5) Nursing Home/Skilled Nursing Facility
This is the option for adults who need 24-hour care, they are dealing with debilitating physical and mental illness and are completely unable to care for themselves. In this facility, a licensed physician generally takes the lead and supervises each resident’s care with a nurse and/or health care professional constantly on-hand for assistance. Nursing homes can specialize in specific types of care such as respite care and memory care and are constantly monitored by state agencies in order to ensure they are providing proper care. The cost of a nursing home can be highly dependent upon the level of services needed. Some provide the option of hospice care for those adults at the end of life. The goal of hospice care is to provide seniors with support and dignity in their final days.
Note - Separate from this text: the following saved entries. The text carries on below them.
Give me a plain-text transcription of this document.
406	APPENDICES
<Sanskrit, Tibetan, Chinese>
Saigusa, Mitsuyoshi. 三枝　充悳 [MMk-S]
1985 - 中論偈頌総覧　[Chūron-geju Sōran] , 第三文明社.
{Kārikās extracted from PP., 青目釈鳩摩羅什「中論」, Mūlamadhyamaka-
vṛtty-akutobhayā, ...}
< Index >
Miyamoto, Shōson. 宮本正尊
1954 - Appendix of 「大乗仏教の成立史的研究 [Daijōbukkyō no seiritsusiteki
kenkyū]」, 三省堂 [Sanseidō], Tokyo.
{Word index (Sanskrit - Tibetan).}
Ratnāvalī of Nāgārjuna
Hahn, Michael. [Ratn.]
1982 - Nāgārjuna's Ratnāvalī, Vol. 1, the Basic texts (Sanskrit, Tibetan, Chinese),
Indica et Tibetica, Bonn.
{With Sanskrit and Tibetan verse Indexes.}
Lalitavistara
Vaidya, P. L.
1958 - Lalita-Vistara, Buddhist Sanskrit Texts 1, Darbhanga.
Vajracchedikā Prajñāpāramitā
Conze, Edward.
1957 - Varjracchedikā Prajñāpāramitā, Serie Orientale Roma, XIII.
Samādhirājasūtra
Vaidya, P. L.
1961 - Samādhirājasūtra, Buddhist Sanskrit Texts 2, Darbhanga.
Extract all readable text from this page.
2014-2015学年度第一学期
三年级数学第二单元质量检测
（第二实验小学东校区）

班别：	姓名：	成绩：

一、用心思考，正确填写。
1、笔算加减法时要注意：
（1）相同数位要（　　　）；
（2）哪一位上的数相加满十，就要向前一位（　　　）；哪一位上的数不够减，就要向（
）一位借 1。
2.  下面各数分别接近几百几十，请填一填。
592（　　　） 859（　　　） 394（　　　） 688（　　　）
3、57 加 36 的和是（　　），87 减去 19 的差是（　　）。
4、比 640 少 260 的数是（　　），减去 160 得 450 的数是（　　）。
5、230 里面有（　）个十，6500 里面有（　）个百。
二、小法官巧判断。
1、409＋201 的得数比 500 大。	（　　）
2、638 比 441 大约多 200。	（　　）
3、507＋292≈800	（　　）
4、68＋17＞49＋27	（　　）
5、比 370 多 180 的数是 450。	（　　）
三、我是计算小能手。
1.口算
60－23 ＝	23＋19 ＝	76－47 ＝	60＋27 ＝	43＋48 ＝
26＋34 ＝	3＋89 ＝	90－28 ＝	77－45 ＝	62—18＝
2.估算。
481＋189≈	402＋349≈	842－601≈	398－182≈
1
5 Steps for Making the Best Choice
When problems begin to arise for ourselves or family members and a decision must be made, there are steps that should be taken to ensure a positive outcome for all involved.
- Do your research. Don’t trust yourself or family members to just any facility or community; make sure the facility is reputable. Ask questions of both the supervisors and current residents. Getting the best care should be your top priority.
- Set daily life expectations. What do you enjoy? What do your parents enjoy? Does the facility offer activities and amenities that meet the needs of its residents? Is the food up to standard? Are the staff? Once you have a list of what you require of a care facility, start checking the boxes.
- Talk to a doctor. Include your doctors in conversations about the mental and physical needs for everyday life. Can the facility accommodate those needs? What does the doctor think? What have they heard about the facility?
- Talk to a financial planner. Here comes the scary question: what can you or your family members afford? What are your options? Is subsidized housing available?
- Visit potential communities and facilities. Like picking the best college, you have to visit each facility. Do the residents seem happy? Are furniture and appliances up to date? Is the facility clean? Is the community welcoming? Do your parents or other family members seem to respond to the environment?
Finding and choosing a housing option or care facility for yourself or a family member is an extremely important process and should never be undertaken hastily. We should all want the best for ourselves and those we love. We all deserve a happy and care-free future as we reach our later years. Good Luck!